House Bill 1046: NC Economic Progress & Well Being
Report on data that captures economic security and well-being of people
Link to HB 1046, filed April 23, 2026
HB 1046 Summary: This bill would require the NC Department of Commerce to supplement their reporting on traditional measures of economic activity with a report focused on measures of economic condition meant to capture the level of economic security and well-being of the people of our state.
Specific metrics to be included in their biennial report include but are not limited to:
- Hardship indicators, including poverty rate, child poverty rate, deep poverty rate, and supplemental poverty rate.
- Work and earnings indicators, including workforce participation, the share of jobs that pay a wage sufficient to meet basic needs, and jobs that provide benefits.
- Cost burden indicators focused on child care, housing, and health care costs.
- Education and workforce participation indicators, including the cost of post-secondary education, workforce training, and credentialing programs relative to income in the area.
- Community and regional opportunity indicators, including data on geographies with persistent poverty.
HB 1046 requires that data to satisfy each required indicator be gathered at the state and county-level for all 100 counties if available.
State and county level data that measures affordability, economic opportunity, and family economic security provide lawmakers with more information on how people in our state are experiencing the economy.

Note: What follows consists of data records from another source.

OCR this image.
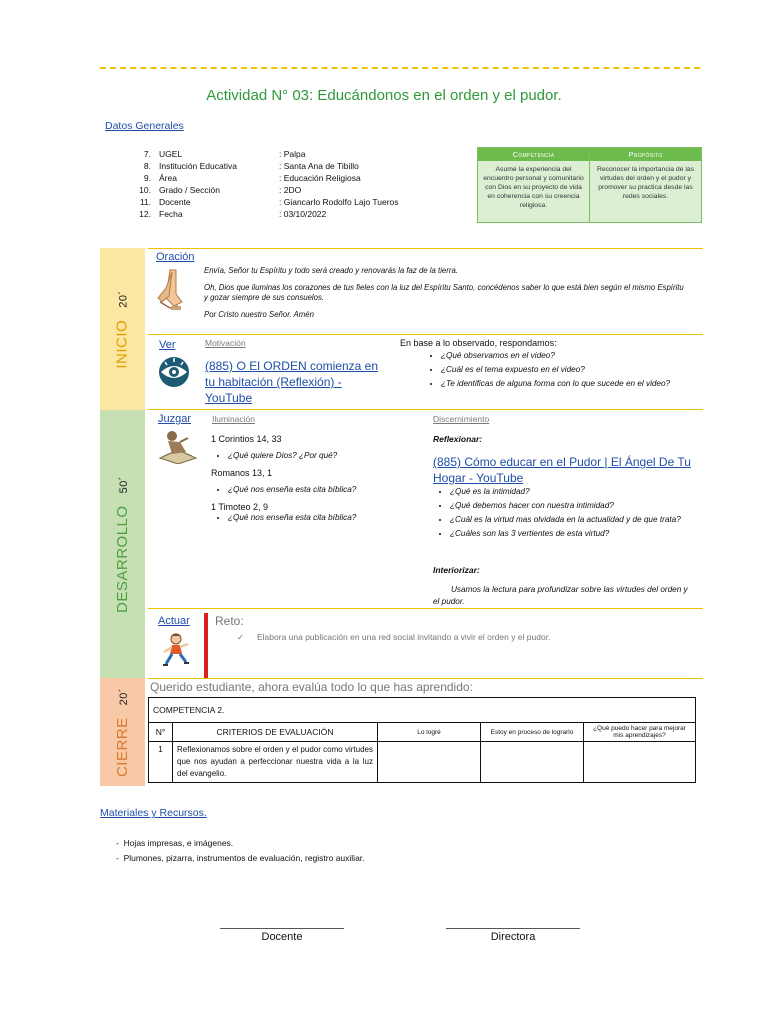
Actividad N° 03: Educándonos en el orden y el pudor.
Datos Generales
7. UGEL	: Palpa
8. Institución Educativa	: Santa Ana de Tibillo
9. Área	: Educación Religiosa
10. Grado / Sección	: 2DO
11. Docente	: Giancarlo Rodolfo Lajo Tueros
12. Fecha	: 03/10/2022
Competencia
Asume la experiencia del encuentro personal y comunitario con Dios en su proyecto de vida en coherencia con su creencia religiosa.
Propósito
Reconocer la importancia de las virtudes del orden y el pudor y promover su practica desde las redes sociales.
INICIO20´
DESARROLLO50´
CIERRE20´
Oración
Envía, Señor tu Espíritu y todo será creado y renovarás la faz de la tierra.
Oh, Dios que iluminas los corazones de tus fieles con la luz del Espíritu Santo, concédenos saber lo que está bien según el mismo Espíritu y gozar siempre de sus consuelos.
Por Cristo nuestro Señor. Amén
Ver	Motivación
(885) ⭘ El ORDEN comienza en tu habitación (Reflexión) - YouTube
En base a lo observado, respondamos:
• ¿Qué observamos en el video?
• ¿Cuál es el tema expuesto en el video?
• ¿Te identificas de alguna forma con lo que sucede en el video?
Juzgar Iluminación
1 Corintios 14, 33
• ¿Qué quiere Dios? ¿Por qué?
Romanos 13, 1
• ¿Qué nos enseña esta cita bíblica?
1 Timoteo 2, 9
• ¿Qué nos enseña esta cita bíblica?
Discernimiento
Reflexionar:
(885) Cómo educar en el Pudor | El Ángel De Tu Hogar - YouTube
• ¿Qué es la intimidad?
• ¿Qué debemos hacer con nuestra intimidad?
• ¿Cuál es la virtud mas olvidada en la actualidad y de que trata?
• ¿Cuáles son las 3 vertientes de esta virtud?
Interiorizar:
Usamos la lectura para profundizar sobre las virtudes del orden y el pudor.
Actuar Reto:
✓ Elabora una publicación en una red social invitando a vivir el orden y el pudor.
Querido estudiante, ahora evalúa todo lo que has aprendido:
COMPETENCIA 2.				
N°	CRITERIOS DE EVALUACIÓN	Lo logré	Estoy en proceso de lograrlo	¿Qué puedo hacer para mejorar mis aprendizajes?
1	Reflexionamos sobre el orden y el pudor como virtudes que nos ayudan a perfeccionar nuestra vida a la luz del evangelio.			
Materiales y Recursos.
-  Hojas impresas, e imágenes.
-  Plumones, pizarra, instrumentos de evaluación, registro auxiliar.
Docente	Directora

Measures, like GDP alone,[i] do not capture how people in our state are actually doing. These measures tend to mask the variation of outcomes by geography and the relative nature of economic outcomes in the context of rising inequality and inflation.
Centering people and families and the outcomes that demonstrate the foundations of well-being can redefine progress and deliver tangible changes in the material conditions families are facing in today’s policy context.[ii]
More about HB 1046
- Appropriates $200,000 in recurring funds to implement the crafting of the report.
- Requires the report be submitted to the NCGA, the NCGA Joint Legislative Economic Development and Global Engagement Oversight Committee, and NCGA Fiscal Research Division by Jan. 31 of each odd-numbered year.
- Also requires the report be published for the public on the Department of Commerce website.
- Requires that each report include clear information on methodology, and any limitations on implementing the report as directed through this legislation.